Unemployment Up, Drilling Jobs Down
Jane Van Ryan
Posted December 3, 2010
There's more bad news on the economic front today. The official unemployment rate has climbed to 9.8 percent. An estimated 15 million Americans are out of work this holiday season.
The high unemployment statistics make it even more troubling that the administration has chosen to halt offshore oil and natural gas development in the eastern Gulf, the Atlantic and Pacific for at least the next seven years. As we reported yesterday, opening those areas to development could have created 57,000 high-paying jobs.
The ban on opening new offshore areas to drilling was only one of several news stories and revelations that have raised questions about policy decisions in the past few days:
- Former Vice President Al Gore admitted that he supported ethanol purely for political reasons. "I had a certain fondness for farmers in the state of Iowa because I was about to run for president...First generation ethanol I think was a mistake," he said at a business conference in Greece.

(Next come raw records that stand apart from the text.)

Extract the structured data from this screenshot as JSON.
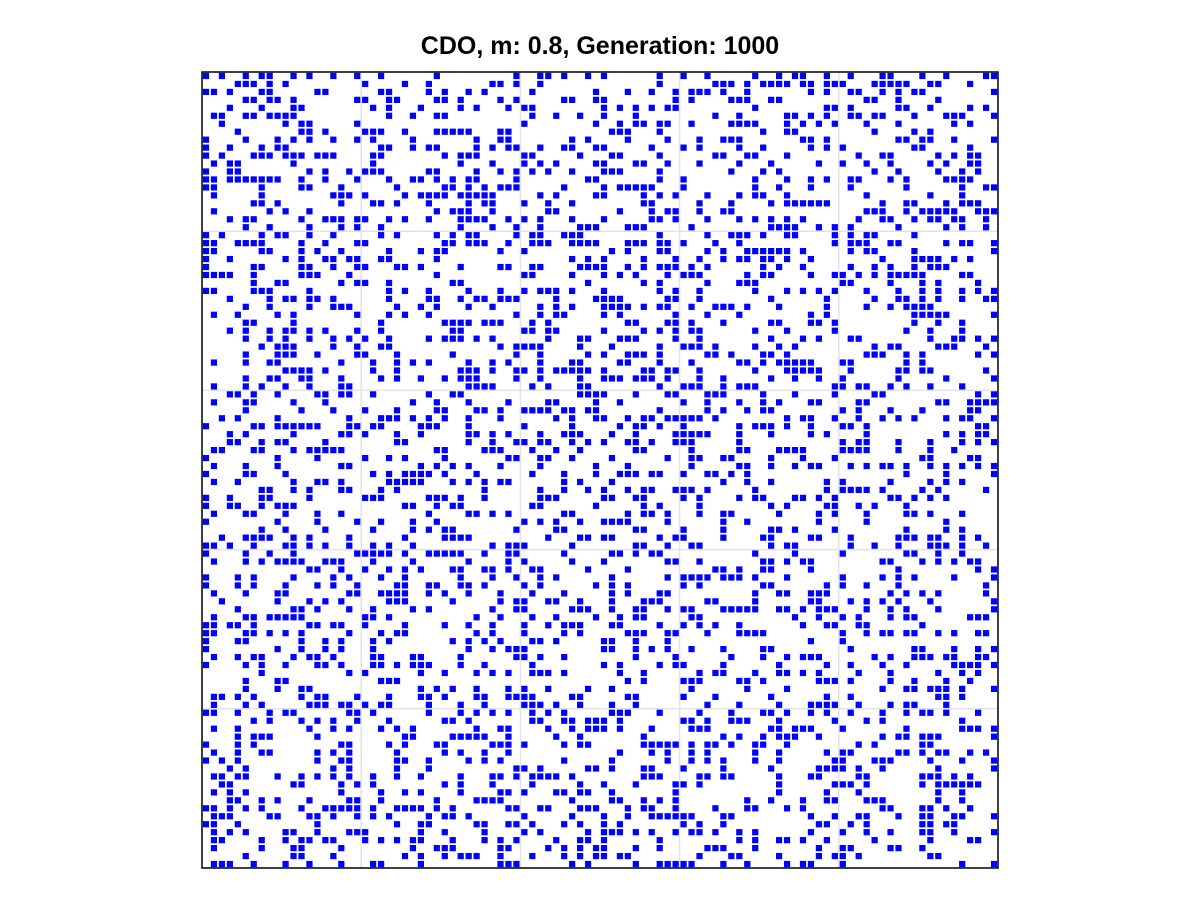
{
  "chart_data": {
    "type": "heatmap",
    "title": "CDO, m: 0.8, Generation: 1000",
    "xlabel": "",
    "ylabel": "",
    "grid": true,
    "grid_size": 100,
    "xlim": [
      0,
      100
    ],
    "ylim": [
      0,
      100
    ],
    "cell_state": "occupied",
    "fill_fraction": 0.3,
    "seed": 1000,
    "colors": {
      "occupied": "#0000ff",
      "empty": "#ffffff",
      "grid": "#e3e3e3",
      "frame": "#000000"
    }
  }
}
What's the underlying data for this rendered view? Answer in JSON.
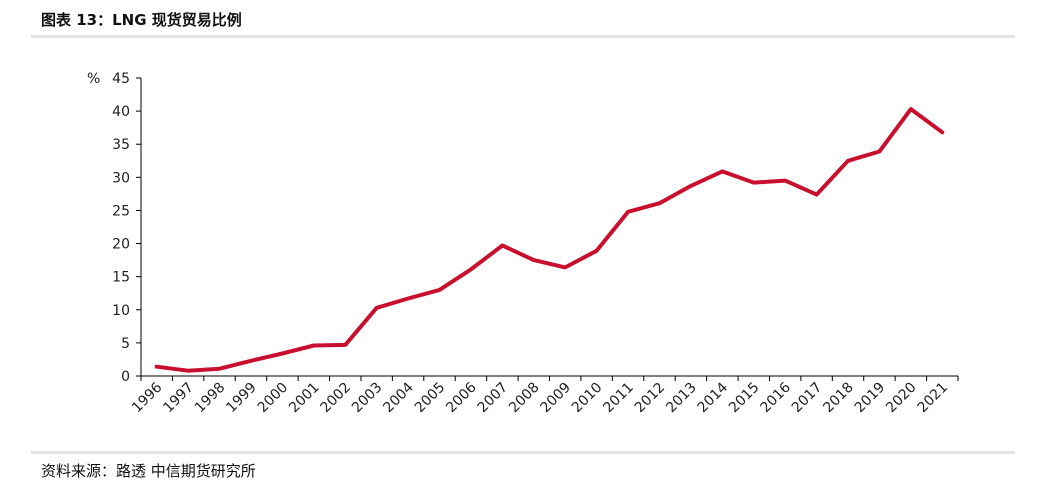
{
  "figure": {
    "title": "图表 13：LNG 现货贸易比例",
    "source": "资料来源：路透 中信期货研究所"
  },
  "colors": {
    "line": "#c8102e",
    "axis": "#000000",
    "rule": "#e3e3e3"
  },
  "chart_data": {
    "type": "line",
    "title": "",
    "ylabel": "%",
    "xlabel": "",
    "categories": [
      "1996",
      "1997",
      "1998",
      "1999",
      "2000",
      "2001",
      "2002",
      "2003",
      "2004",
      "2005",
      "2006",
      "2007",
      "2008",
      "2009",
      "2010",
      "2011",
      "2012",
      "2013",
      "2014",
      "2015",
      "2016",
      "2017",
      "2018",
      "2019",
      "2020",
      "2021"
    ],
    "series": [
      {
        "values": [
          1.4,
          0.8,
          1.1,
          2.3,
          3.4,
          4.6,
          4.7,
          10.3,
          11.7,
          13.0,
          16.1,
          19.7,
          17.5,
          16.4,
          18.9,
          24.8,
          26.1,
          28.7,
          30.9,
          29.2,
          29.5,
          27.4,
          32.5,
          33.9,
          40.3,
          36.8
        ]
      }
    ],
    "ylim": [
      0,
      45
    ],
    "yticks": [
      0,
      5,
      10,
      15,
      20,
      25,
      30,
      35,
      40,
      45
    ],
    "grid": false,
    "legend": "none"
  }
}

- Interior Secretary Ken Salazar said he is streamlining the permitting process for offshore wind farms along the Atlantic coast. The farms could produce electricity for homes and businesses in a few years, but they won't address the need for liquid transportation fuels. Very few of America's 250 million vehicles plug in.
- Sec. Salazar implied that the oil and natural gas industry doesn't need to drill in new offshore areas to produce more oil and natural gas because there are 29 million acres under leases that haven't been developed. He neglected to say that many of those areas might not contain energy deposits. "You can't produce oil and gas where oil and gas don't exist," said API President and CEO Jack Gerard. "It's a red herring to suggest somehow that there is oil and gas waiting to be developed."
- The "permitorium" in the Gulf of Mexico is continuing to slow oil and natural gas development. Several drilling companies have "stacked" offshore rigs. Noble Corp has sent 10 rigs to the shipyard, citing a lack of drilling contracts; Transocean stacked four more of its rigs in mid-November; and a brand new Ensco Plc rig is moving from the Gulf to South American waters.
Meanwhile, Greenland has awarded seven new licenses for oil and natural gas exploration in the Baffin Bay off its western coast. A Greenland official said called the licenses "an important step towards achieving a sustainable economy for Greenland."
Apparently Greenland understands the benefits of offshore drilling to its economy. With so many Americans without jobs, it's a shame the U.S. government doesn't recognize the benefits of oil and natural gas development here.